I own a Belgian Malinios. He is a HIGH maintenance dog. I love him but he needs a lot of exercise and he must be crated for his own safety at times. I take him out every day for exercise in addition to his strenuous training for French Ring Sport. He is very hard, very driven, capable of great damage and very delicate at the same time. He is a high performance animal.
My message to you this summer is "BE AWARE OF YOUR DOGS FEET" The pavement is hot and they are barefoot out there. I have since purchased a "Pad Toughener" product on the "DOBBS" hunting dog website. There are also booties available for working dogs that go jogging with you, etc.. One company is "MuttLuks". If your just starting to jog with your dog break his pads in slow on the pavement. They will toughen naturally but if you rush it they won't want to go on that jog anymore because it will be associated with pain. That's it for now. Happy training and enjoy your four-legged friends!

Friday, June 8, 2007

California Bill for Mandatory Spay/Neuter passed.....

For those who haven't heard, the California bill for mandatory spay/
neuter passed the house. Now it goes to the state senate. It would
be a terrible precedent for this bill to become law, guys. As
Virginia could just as easily be next. And for all of us who show we
have to keep our dogs intact. Besides, there are all kinds of health
risks to pets when spayed/neutered early.

If you feel strongly that the government should stay out of our
decisions about spaying/neutering our pets, and you're tired of
legislation about dogs being crammed down our throats against our
collective opposition, here are two ways to contact the state
senators in California.
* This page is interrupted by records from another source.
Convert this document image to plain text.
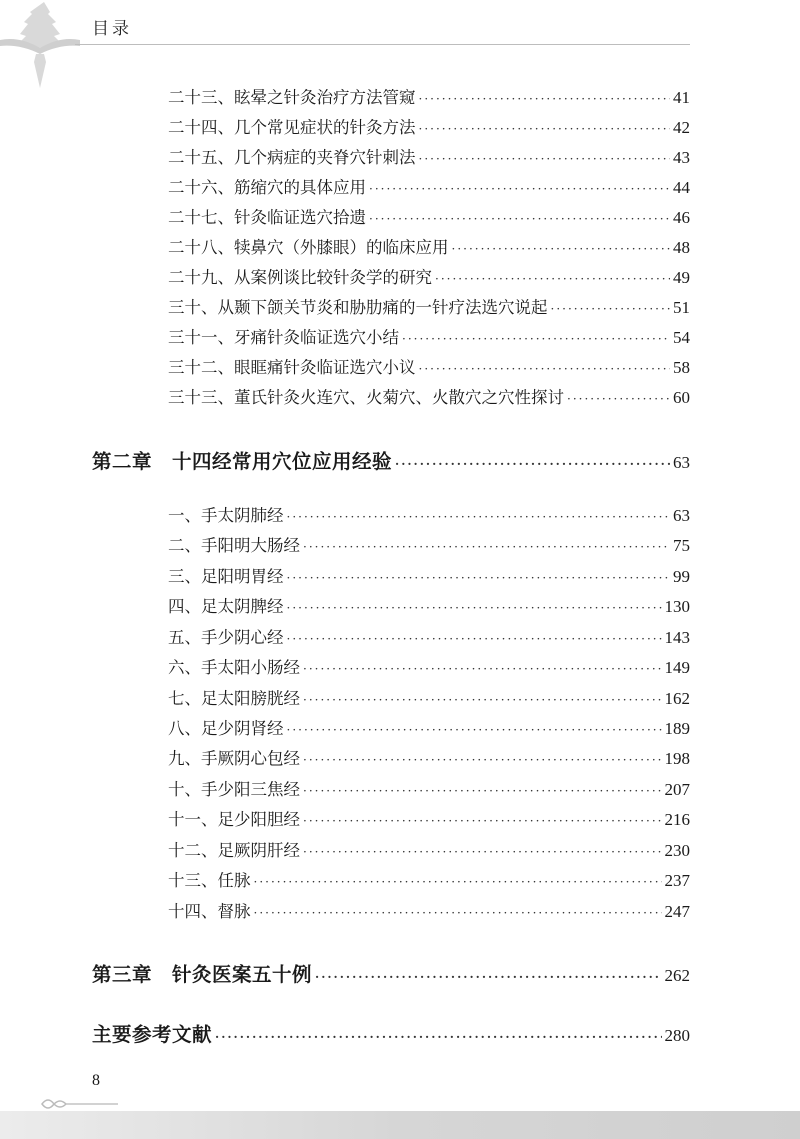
目录
二十三、眩晕之针灸治疗方法管窥 ·····	41
二十四、几个常见症状的针灸方法 ·····	42
二十五、几个病症的夹脊穴针刺法 ·····	43
二十六、筋缩穴的具体应用 ·····	44
二十七、针灸临证选穴拾遗 ·····	46
二十八、犊鼻穴（外膝眼）的临床应用 ·····	48
二十九、从案例谈比较针灸学的研究 ·····	49
三十、从颞下颌关节炎和胁肋痛的一针疗法选穴说起 ·····	51
三十一、牙痛针灸临证选穴小结 ·····	54
三十二、眼眶痛针灸临证选穴小议 ·····	58
三十三、董氏针灸火连穴、火菊穴、火散穴之穴性探讨 ·····	60
第二章　十四经常用穴位应用经验 ·····	63
一、手太阴肺经 ·····	63
二、手阳明大肠经 ·····	75
三、足阳明胃经 ·····	99
四、足太阴脾经 ·····	130
五、手少阴心经 ·····	143
六、手太阳小肠经 ·····	149
七、足太阳膀胱经 ·····	162
八、足少阴肾经 ·····	189
九、手厥阴心包经 ·····	198
十、手少阳三焦经 ·····	207
十一、足少阳胆经 ·····	216
十二、足厥阴肝经 ·····	230
十三、任脉 ·····	237
十四、督脉 ·····	247
第三章　针灸医案五十例 ·····	262
主要参考文献 ·····	280
8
This battle may be in another state, but it
is our fight too, as dog fanciers.

here is the link to senators names in CA

here are the e-mails....

it would help to print out the first link...then compare to the second
not all senators have an e-mail address

Friday, June 1, 2007

New Training Location!

As some of you already know Beyond The Leash has moved to the Roger Barkley Community Center in beautiful downtown La Canada, California. The address and directions are on our website
I'm sure that we will all enjoy this new location. There is plenty of off street parking (this was a previous problem) and we have MUCH more room for dog training. There is limited access to two atheletic fields as well as an enclosed outdoor training area for puppy classes and one on one private dog training.
For those of you that are coming for the first time, when approaching the community center building from the parking lot we are in the left corner office. I will make some type of signage to help get you to the right room. It's not really that tough. PLEASE keep your dogs on a short leash when coming to train or for a free evaluation. There are childrens' programs at this location and nobody wants to scare or upset any children or adults for that matter with an unruly jumping crazy pup or worse. Simply air on the side of caution and assume that other people are afraid of your dog even though you know he's a big lovable Teddy Bear underneath all the aggression...ha...ha. I would also like to ask that you curb your dog in a respectful way. Bring poop bags with you, pick up after your dog and take him away from the building to go pee before you bring him in. Most dogs need to take a pee break after a ten minute car ride. Even if it's just to let everyone know he's been there.